Members of the Technical Committee are considered to be independent when there is no relation to the Member Trustors of its properties or with parties related to them. Independent members are nominated by the Nominations Committee and their appointment is ratified by a majority vote in the Annual Meeting of CBFI holders.
The process for selecting and nominating Technical Committee members is conducted annually, according to the following criteria:
Pursuant to our Deed of Trust and the Adhesion Agreements, members of the Daniel family, members of the Moussali family, and Esther Monique Guindi Hemsani, provided that they own, individually or as a group, at least 3% of the outstanding CBFI, shall be referred to as Lead Member Trustors.
Pursuant to our Deed of Trust and the Adhesion Agreements, Esther Monique Guindi Hemsani, members of the Daniel family and members of the Moussali family agreed that as long as they remain in the capacity of Lead Member Trustors and the Control Trust holds at least 15% of the outstanding CBFI, they grant to the company a preferred right: (i) to acquire any future real-estate investment opportunity relating to any of them, provided that opportunity meets our criteria for eligibility which, among others, require that properties be premier-quality retail, office or mixed-use spaces, or, if they are vacant land, that they be part of a viable development project; and (ii) to acquire any property under development or redevelopment of which they are at present or in the future will become owners of the majority of the property rights, whether collectively or individually, and which does not meet our eligibility criteria, if in the future that property comes to fulfill the eligibility criteria, at an appraised price determined by an independent expert, payable in CBFIs or in cash, at our own discretion.
If we do not exercise that preferred right to acquire a property under development or redevelopment owned by the Lead Member Trustors and that property meets our eligibility criteria, the Lead Member Trustors will grant us the right of first refusal if in the future, once the property is developed or redeveloped, and provided it meets eligibility criteria, it is offered for sale by the Lead Member Trustors.
This right of first refusal will not be granted to us if we have not exercised our preferred right to acquire an already developed property which meets our eligibility criteria.
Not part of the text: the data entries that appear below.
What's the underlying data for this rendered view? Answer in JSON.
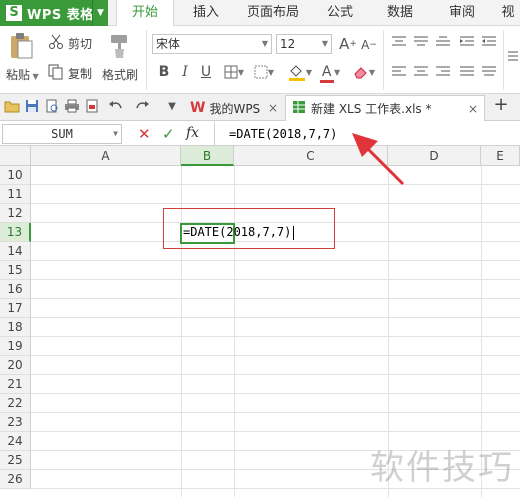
{
  "app": {
    "name": "WPS 表格",
    "logo_letter": "S"
  },
  "menu_tabs": [
    "开始",
    "插入",
    "页面布局",
    "公式",
    "数据",
    "审阅",
    "视"
  ],
  "active_menu_tab": "开始",
  "ribbon": {
    "paste_label": "粘贴",
    "cut_label": "剪切",
    "copy_label": "复制",
    "format_painter_label": "格式刷",
    "font_name": "宋体",
    "font_size": "12",
    "grow_font": "A",
    "shrink_font": "A",
    "bold": "B",
    "italic": "I",
    "underline": "U",
    "font_color_letter": "A",
    "font_color": "#d43a3a",
    "fill_color": "#f2c200"
  },
  "doc_tabs": [
    {
      "label": "我的WPS",
      "close": "×"
    },
    {
      "label": "新建 XLS 工作表.xls *",
      "close": "×"
    }
  ],
  "new_tab_label": "+",
  "formula_bar": {
    "name_box": "SUM",
    "cancel_glyph": "✕",
    "enter_glyph": "✓",
    "fx_label": "fx",
    "formula": "=DATE(2018,7,7)"
  },
  "grid": {
    "columns": [
      "A",
      "B",
      "C",
      "D",
      "E"
    ],
    "selected_column": "B",
    "rows": [
      "10",
      "11",
      "12",
      "13",
      "14",
      "15",
      "16",
      "17",
      "18",
      "19",
      "20",
      "21",
      "22",
      "23",
      "24",
      "25",
      "26"
    ],
    "selected_row": "13",
    "active_cell": "B13",
    "active_cell_content": "=DATE(2018,7,7)"
  },
  "colors": {
    "accent": "#3a9a3a",
    "highlight": "#d0403a"
  },
  "watermark": "软件技巧"
}
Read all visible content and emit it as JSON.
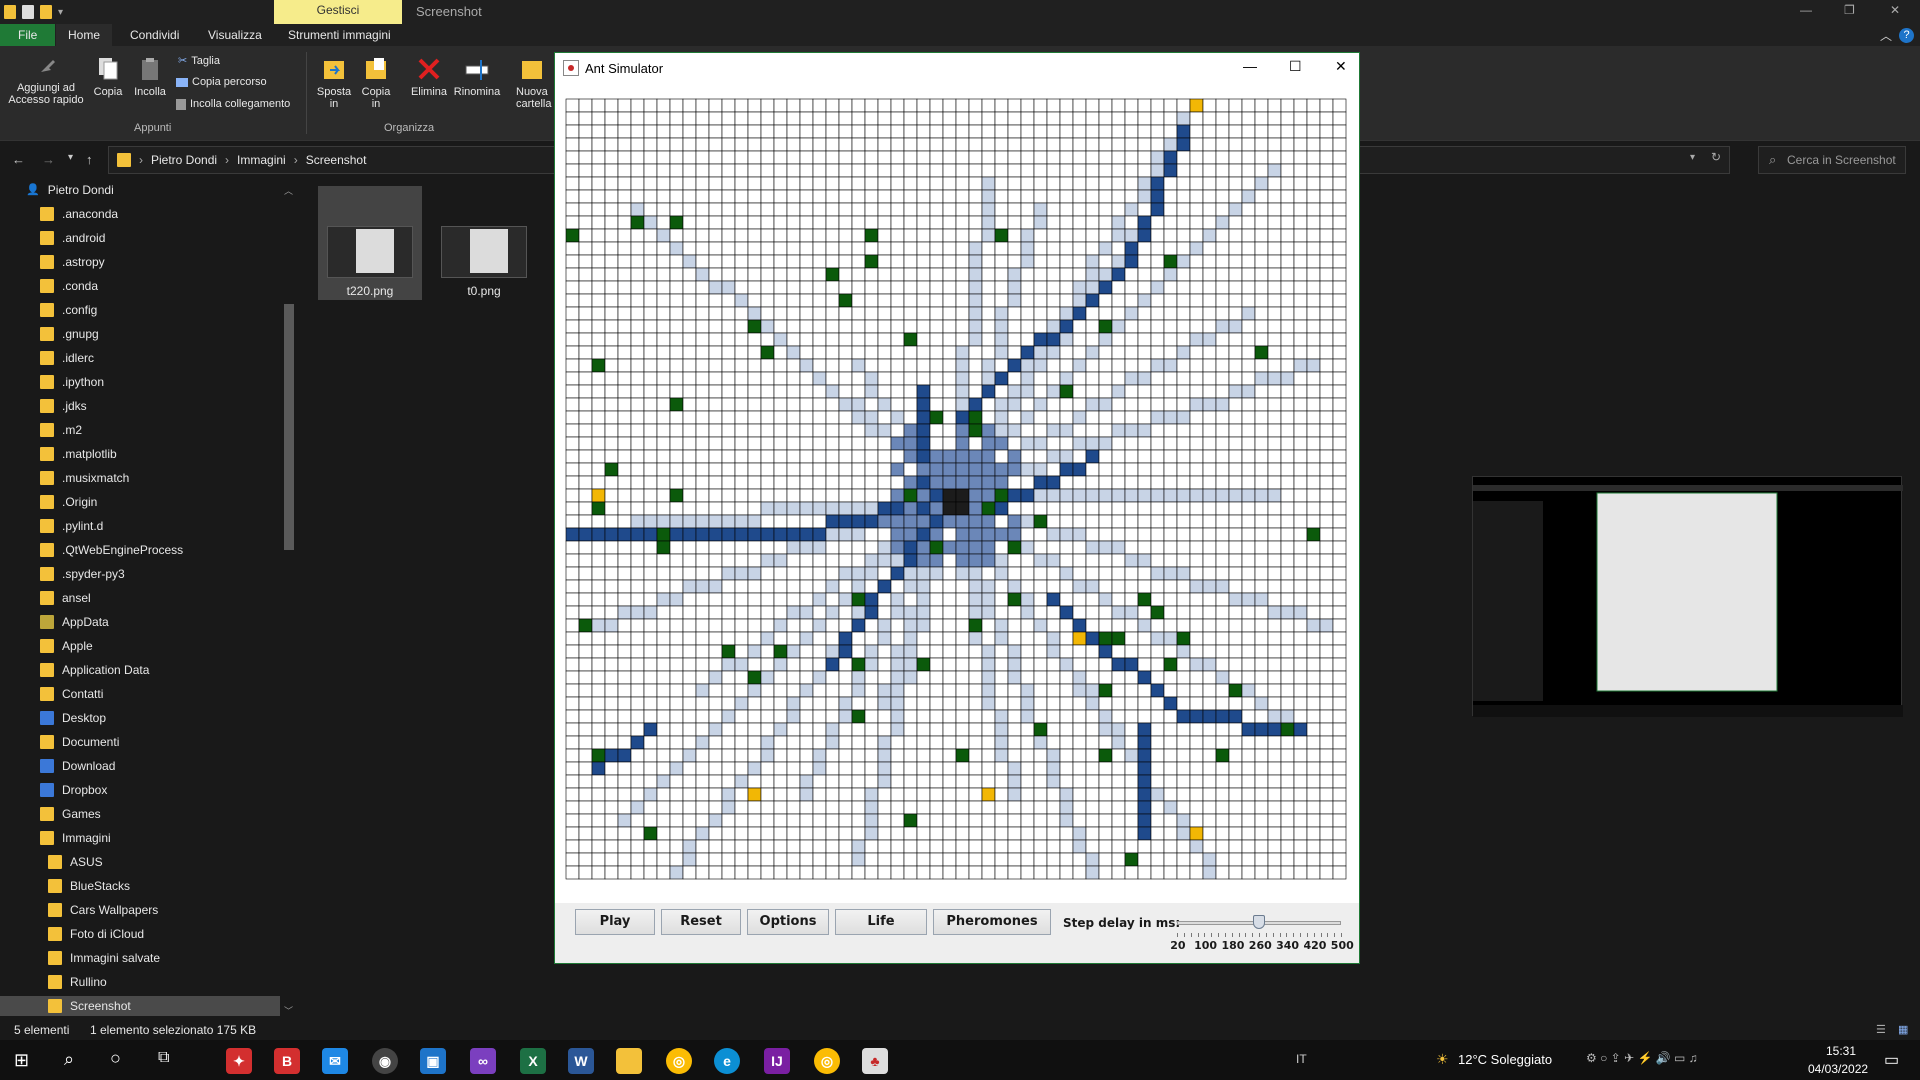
{
  "explorer": {
    "contextual_tab": "Gestisci",
    "window_title": "Screenshot",
    "tabs": [
      "File",
      "Home",
      "Condividi",
      "Visualizza",
      "Strumenti immagini"
    ],
    "ribbon": {
      "pin_label": "Aggiungi ad\nAccesso rapido",
      "copy_label": "Copia",
      "paste_label": "Incolla",
      "cut_label": "Taglia",
      "copy_path_label": "Copia percorso",
      "paste_link_label": "Incolla collegamento",
      "group_clipboard": "Appunti",
      "move_label": "Sposta\nin",
      "copyto_label": "Copia\nin",
      "delete_label": "Elimina",
      "rename_label": "Rinomina",
      "newfolder_label": "Nuova\ncartella",
      "group_organize": "Organizza"
    },
    "breadcrumb": [
      "Pietro Dondi",
      "Immagini",
      "Screenshot"
    ],
    "search_placeholder": "Cerca in Screenshot",
    "sidebar": [
      {
        "label": "Pietro Dondi",
        "level": 0,
        "icon": "user-icon"
      },
      {
        "label": ".anaconda",
        "level": 1
      },
      {
        "label": ".android",
        "level": 1
      },
      {
        "label": ".astropy",
        "level": 1
      },
      {
        "label": ".conda",
        "level": 1
      },
      {
        "label": ".config",
        "level": 1
      },
      {
        "label": ".gnupg",
        "level": 1
      },
      {
        "label": ".idlerc",
        "level": 1
      },
      {
        "label": ".ipython",
        "level": 1
      },
      {
        "label": ".jdks",
        "level": 1
      },
      {
        "label": ".m2",
        "level": 1
      },
      {
        "label": ".matplotlib",
        "level": 1
      },
      {
        "label": ".musixmatch",
        "level": 1
      },
      {
        "label": ".Origin",
        "level": 1
      },
      {
        "label": ".pylint.d",
        "level": 1
      },
      {
        "label": ".QtWebEngineProcess",
        "level": 1
      },
      {
        "label": ".spyder-py3",
        "level": 1
      },
      {
        "label": "ansel",
        "level": 1
      },
      {
        "label": "AppData",
        "level": 1,
        "icon": "olive"
      },
      {
        "label": "Apple",
        "level": 1
      },
      {
        "label": "Application Data",
        "level": 1
      },
      {
        "label": "Contatti",
        "level": 1
      },
      {
        "label": "Desktop",
        "level": 1,
        "icon": "special"
      },
      {
        "label": "Documenti",
        "level": 1
      },
      {
        "label": "Download",
        "level": 1,
        "icon": "special"
      },
      {
        "label": "Dropbox",
        "level": 1,
        "icon": "special"
      },
      {
        "label": "Games",
        "level": 1
      },
      {
        "label": "Immagini",
        "level": 1
      },
      {
        "label": "ASUS",
        "level": 2
      },
      {
        "label": "BlueStacks",
        "level": 2
      },
      {
        "label": "Cars Wallpapers",
        "level": 2
      },
      {
        "label": "Foto di iCloud",
        "level": 2
      },
      {
        "label": "Immagini salvate",
        "level": 2
      },
      {
        "label": "Rullino",
        "level": 2
      },
      {
        "label": "Screenshot",
        "level": 2,
        "selected": true
      }
    ],
    "files": [
      {
        "name": "t220.png",
        "selected": true
      },
      {
        "name": "t0.png",
        "selected": false
      }
    ],
    "status": {
      "count": "5 elementi",
      "selection": "1 elemento selezionato  175 KB"
    }
  },
  "ant_window": {
    "title": "Ant Simulator",
    "buttons": {
      "play": "Play",
      "reset": "Reset",
      "options": "Options",
      "life": "Life",
      "pheromones": "Pheromones"
    },
    "delay_label": "Step delay in ms:",
    "slider": {
      "min": 20,
      "max": 500,
      "value": 260,
      "tick_labels": [
        "20",
        "100",
        "180",
        "260",
        "340",
        "420",
        "500"
      ]
    },
    "grid": {
      "cols": 60,
      "rows": 60,
      "colors": {
        "empty": "#ffffff",
        "line": "#000000",
        "pher_light": "#c8d4e6",
        "pher_mid": "#6b87b8",
        "pher_dark": "#1f4a8c",
        "food": "#0b5a0b",
        "nest": "#1c1c1c",
        "ant": "#f2b705"
      }
    }
  },
  "taskbar": {
    "weather": "12°C  Soleggiato",
    "lang": "IT",
    "time": "15:31",
    "date": "04/03/2022"
  }
}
For a more detailed description of these preferred rights, see the section entitled “Certain relationships and transactions with related parties.” We believe this unique access to future investment opportunities in properties relating to the Lead Member Trustors and to certain properties under development of which the Lead Member Trustors own the majority of the property rights, and the solid relationship that our advisors’ team of officers and key personnel has established with key tenants and the local community of real estate agents and investors, will provide a constant source of attractive investment opportunities through which we can grow our business.
As provided for in our Deed of Trust, CI Banco, previously The Bank of New York Mellon S.A., Institución de Banca Múltiple—or any institution that may be designated to succeed it—will act as Common Representative of our CBFI holders, and attend, but not participate, in meetings of the Technical Committee.